I lost my job in early 2009.
As an outdoorsman, adventurer, and a provider (of meals to single women) I was abruptly confronted with the looming prospect of a major change in my life. Who would take Julie out to dinner if not I? Was it wise to dip into my equity line to fund my hunting trips? Should I buy a boat? These were the questions that plagued the naive 28-yr-old version of me, dancing madly on the very cusp of a world-changing recession.
After much thought I realized the answers were: “Someone else,” “Of course!” and “Yes!”
Not long after that, Julie realized it too.
I bought the boat.
Unburdened by my $800-a-month brunette habit, I blossomed. I grew my hair out. I began to devote to fishing the focus and concentration it deserves. I got into Weatherby rifles. I pursued relationships with unwashed, disreputable men from all walks of life. I drank too much, slept too little (often outside), and generally covered myself in glory. I forgot about women almost entirely.
During this tumultuous time of my life I forged new friendships that have and will continue to sustain me for a lifetime. I lost a few friends too, I guess. I weep little for the chaff.

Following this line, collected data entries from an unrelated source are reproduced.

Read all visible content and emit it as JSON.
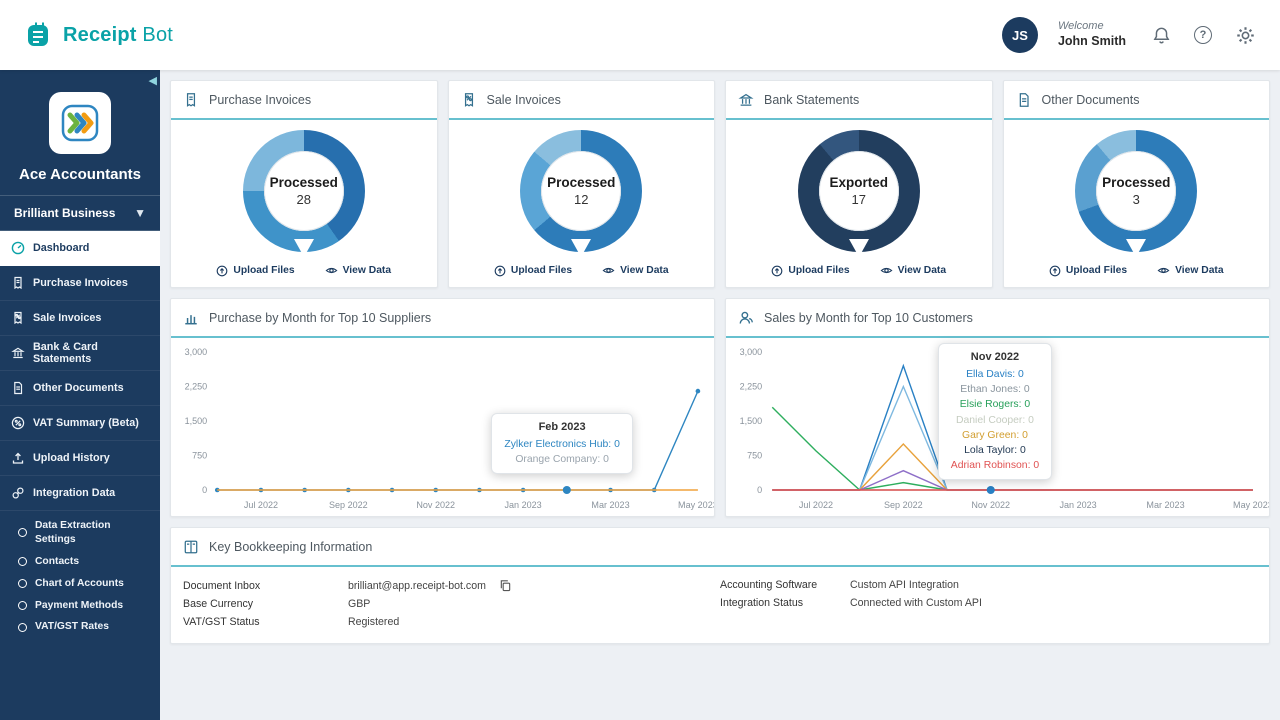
{
  "header": {
    "brand_primary": "Receipt",
    "brand_secondary": "Bot",
    "avatar_initials": "JS",
    "welcome_label": "Welcome",
    "user_name": "John Smith"
  },
  "sidebar": {
    "account_name": "Ace Accountants",
    "business_selector": "Brilliant Business",
    "items": [
      {
        "label": "Dashboard"
      },
      {
        "label": "Purchase Invoices"
      },
      {
        "label": "Sale Invoices"
      },
      {
        "label": "Bank & Card Statements"
      },
      {
        "label": "Other Documents"
      },
      {
        "label": "VAT Summary (Beta)"
      },
      {
        "label": "Upload History"
      },
      {
        "label": "Integration Data"
      }
    ],
    "integration_sub_items": [
      {
        "label": "Data Extraction Settings"
      },
      {
        "label": "Contacts"
      },
      {
        "label": "Chart of Accounts"
      },
      {
        "label": "Payment Methods"
      },
      {
        "label": "VAT/GST Rates"
      }
    ]
  },
  "summary_cards": [
    {
      "title": "Purchase Invoices",
      "status": "Processed",
      "count": "28",
      "upload_label": "Upload Files",
      "view_label": "View Data",
      "donut": {
        "segments": [
          {
            "color": "#276fae",
            "deg": 145
          },
          {
            "color": "#3f93c9",
            "deg": 125
          },
          {
            "color": "#7db7dc",
            "deg": 90
          }
        ]
      }
    },
    {
      "title": "Sale Invoices",
      "status": "Processed",
      "count": "12",
      "upload_label": "Upload Files",
      "view_label": "View Data",
      "donut": {
        "segments": [
          {
            "color": "#2d7cb9",
            "deg": 230
          },
          {
            "color": "#5aa5d6",
            "deg": 80
          },
          {
            "color": "#8abede",
            "deg": 50
          }
        ]
      }
    },
    {
      "title": "Bank Statements",
      "status": "Exported",
      "count": "17",
      "upload_label": "Upload Files",
      "view_label": "View Data",
      "donut": {
        "segments": [
          {
            "color": "#223e5e",
            "deg": 320
          },
          {
            "color": "#33567e",
            "deg": 40
          }
        ]
      }
    },
    {
      "title": "Other Documents",
      "status": "Processed",
      "count": "3",
      "upload_label": "Upload Files",
      "view_label": "View Data",
      "donut": {
        "segments": [
          {
            "color": "#2d7cb9",
            "deg": 250
          },
          {
            "color": "#5aa0d0",
            "deg": 70
          },
          {
            "color": "#8abede",
            "deg": 40
          }
        ]
      }
    }
  ],
  "chart_data": [
    {
      "type": "line",
      "title": "Purchase by Month for Top 10 Suppliers",
      "x": [
        "Jun 2022",
        "Jul 2022",
        "Aug 2022",
        "Sep 2022",
        "Oct 2022",
        "Nov 2022",
        "Dec 2022",
        "Jan 2023",
        "Feb 2023",
        "Mar 2023",
        "Apr 2023",
        "May 2023"
      ],
      "x_ticks": [
        "Jul 2022",
        "Sep 2022",
        "Nov 2022",
        "Jan 2023",
        "Mar 2023",
        "May 2023"
      ],
      "y_ticks": [
        {
          "v": 0,
          "label": "0"
        },
        {
          "v": 750,
          "label": "750"
        },
        {
          "v": 1500,
          "label": "1,500"
        },
        {
          "v": 2250,
          "label": "2,250"
        },
        {
          "v": 3000,
          "label": "3,000"
        }
      ],
      "ylim": [
        0,
        3000
      ],
      "series": [
        {
          "name": "Zylker Electronics Hub",
          "color": "#2e86c1",
          "dots": true,
          "values": [
            0,
            0,
            0,
            0,
            0,
            0,
            0,
            0,
            0,
            0,
            0,
            2150
          ]
        },
        {
          "name": "Orange Company",
          "color": "#f0a23c",
          "dots": false,
          "values": [
            0,
            0,
            0,
            0,
            0,
            0,
            0,
            0,
            0,
            0,
            0,
            0
          ]
        }
      ],
      "highlight": {
        "x_index": 8,
        "value": 0,
        "color": "#2e86c1"
      },
      "tooltip": {
        "title": "Feb 2023",
        "rows": [
          {
            "label": "Zylker Electronics Hub: 0",
            "color": "#2e86c1"
          },
          {
            "label": "Orange Company: 0",
            "color": "#9aa4ad"
          }
        ]
      }
    },
    {
      "type": "line",
      "title": "Sales by Month for Top 10 Customers",
      "x": [
        "Jun 2022",
        "Jul 2022",
        "Aug 2022",
        "Sep 2022",
        "Oct 2022",
        "Nov 2022",
        "Dec 2022",
        "Jan 2023",
        "Feb 2023",
        "Mar 2023",
        "Apr 2023",
        "May 2023"
      ],
      "x_ticks": [
        "Jul 2022",
        "Sep 2022",
        "Nov 2022",
        "Jan 2023",
        "Mar 2023",
        "May 2023"
      ],
      "y_ticks": [
        {
          "v": 0,
          "label": "0"
        },
        {
          "v": 750,
          "label": "750"
        },
        {
          "v": 1500,
          "label": "1,500"
        },
        {
          "v": 2250,
          "label": "2,250"
        },
        {
          "v": 3000,
          "label": "3,000"
        }
      ],
      "ylim": [
        0,
        3000
      ],
      "series": [
        {
          "name": "Ella Davis",
          "color": "#2980c4",
          "dots": false,
          "values": [
            0,
            0,
            0,
            2700,
            0,
            0,
            0,
            0,
            0,
            0,
            0,
            0
          ]
        },
        {
          "name": "Ethan Jones",
          "color": "#7fb9e0",
          "dots": false,
          "values": [
            0,
            0,
            0,
            2250,
            0,
            0,
            0,
            0,
            0,
            0,
            0,
            0
          ]
        },
        {
          "name": "Elsie Rogers",
          "color": "#2eae5e",
          "dots": false,
          "values": [
            1800,
            850,
            0,
            160,
            0,
            0,
            0,
            0,
            0,
            0,
            0,
            0
          ]
        },
        {
          "name": "Daniel Cooper",
          "color": "#c8cfc6",
          "dots": false,
          "values": [
            0,
            0,
            0,
            0,
            0,
            0,
            0,
            0,
            0,
            0,
            0,
            0
          ]
        },
        {
          "name": "Gary Green",
          "color": "#e8a23c",
          "dots": false,
          "values": [
            0,
            0,
            0,
            1000,
            0,
            0,
            0,
            0,
            0,
            0,
            0,
            0
          ]
        },
        {
          "name": "Lola Taylor",
          "color": "#8e6fc8",
          "dots": false,
          "values": [
            0,
            0,
            0,
            420,
            0,
            0,
            0,
            0,
            0,
            0,
            0,
            0
          ]
        },
        {
          "name": "Adrian Robinson",
          "color": "#e05252",
          "dots": false,
          "values": [
            0,
            0,
            0,
            0,
            0,
            0,
            0,
            0,
            0,
            0,
            0,
            0
          ]
        }
      ],
      "highlight": {
        "x_index": 5,
        "value": 0,
        "color": "#2980c4"
      },
      "tooltip": {
        "title": "Nov 2022",
        "rows": [
          {
            "label": "Ella Davis: 0",
            "color": "#2980c4"
          },
          {
            "label": "Ethan Jones: 0",
            "color": "#8a959e"
          },
          {
            "label": "Elsie Rogers: 0",
            "color": "#27a05a"
          },
          {
            "label": "Daniel Cooper: 0",
            "color": "#c5ccc0"
          },
          {
            "label": "Gary Green: 0",
            "color": "#d29e2f"
          },
          {
            "label": "Lola Taylor: 0",
            "color": "#233a54"
          },
          {
            "label": "Adrian Robinson: 0",
            "color": "#e05252"
          }
        ]
      }
    }
  ],
  "bookkeeping": {
    "title": "Key Bookkeeping Information",
    "left_rows": [
      {
        "label": "Document Inbox",
        "value": "brilliant@app.receipt-bot.com"
      },
      {
        "label": "Base Currency",
        "value": "GBP"
      },
      {
        "label": "VAT/GST Status",
        "value": "Registered"
      }
    ],
    "right_rows": [
      {
        "label": "Accounting Software",
        "value": "Custom API Integration"
      },
      {
        "label": "Integration Status",
        "value": "Connected with Custom API"
      }
    ]
  }
}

It was at this time that somehow, miraculously, I met my wife and we laid the groundwork for the incredibly exciting family we began just a few years later. I even took my first few haltering footsteps down the very interesting career path that led me here. So, as I sit at my desk contemplating the sudden, abrupt shift in our lives the last few weeks have brought and I fight the overwhelming sense of 2009 deja vu that plagues me – I am encouraged. I’ve been here before!
I picked my way through the wreckage of that time almost totally alone. Now I face uncertainty again, but this time with a leggy blonde to remind me to take out the trash, three kids running around underfoot making constant demands . . . and nothing on the horizon.
I assume that’s what “opportunity” looks like.
In the meantime: I fish.
And I can do that because, last time, I bought the boat.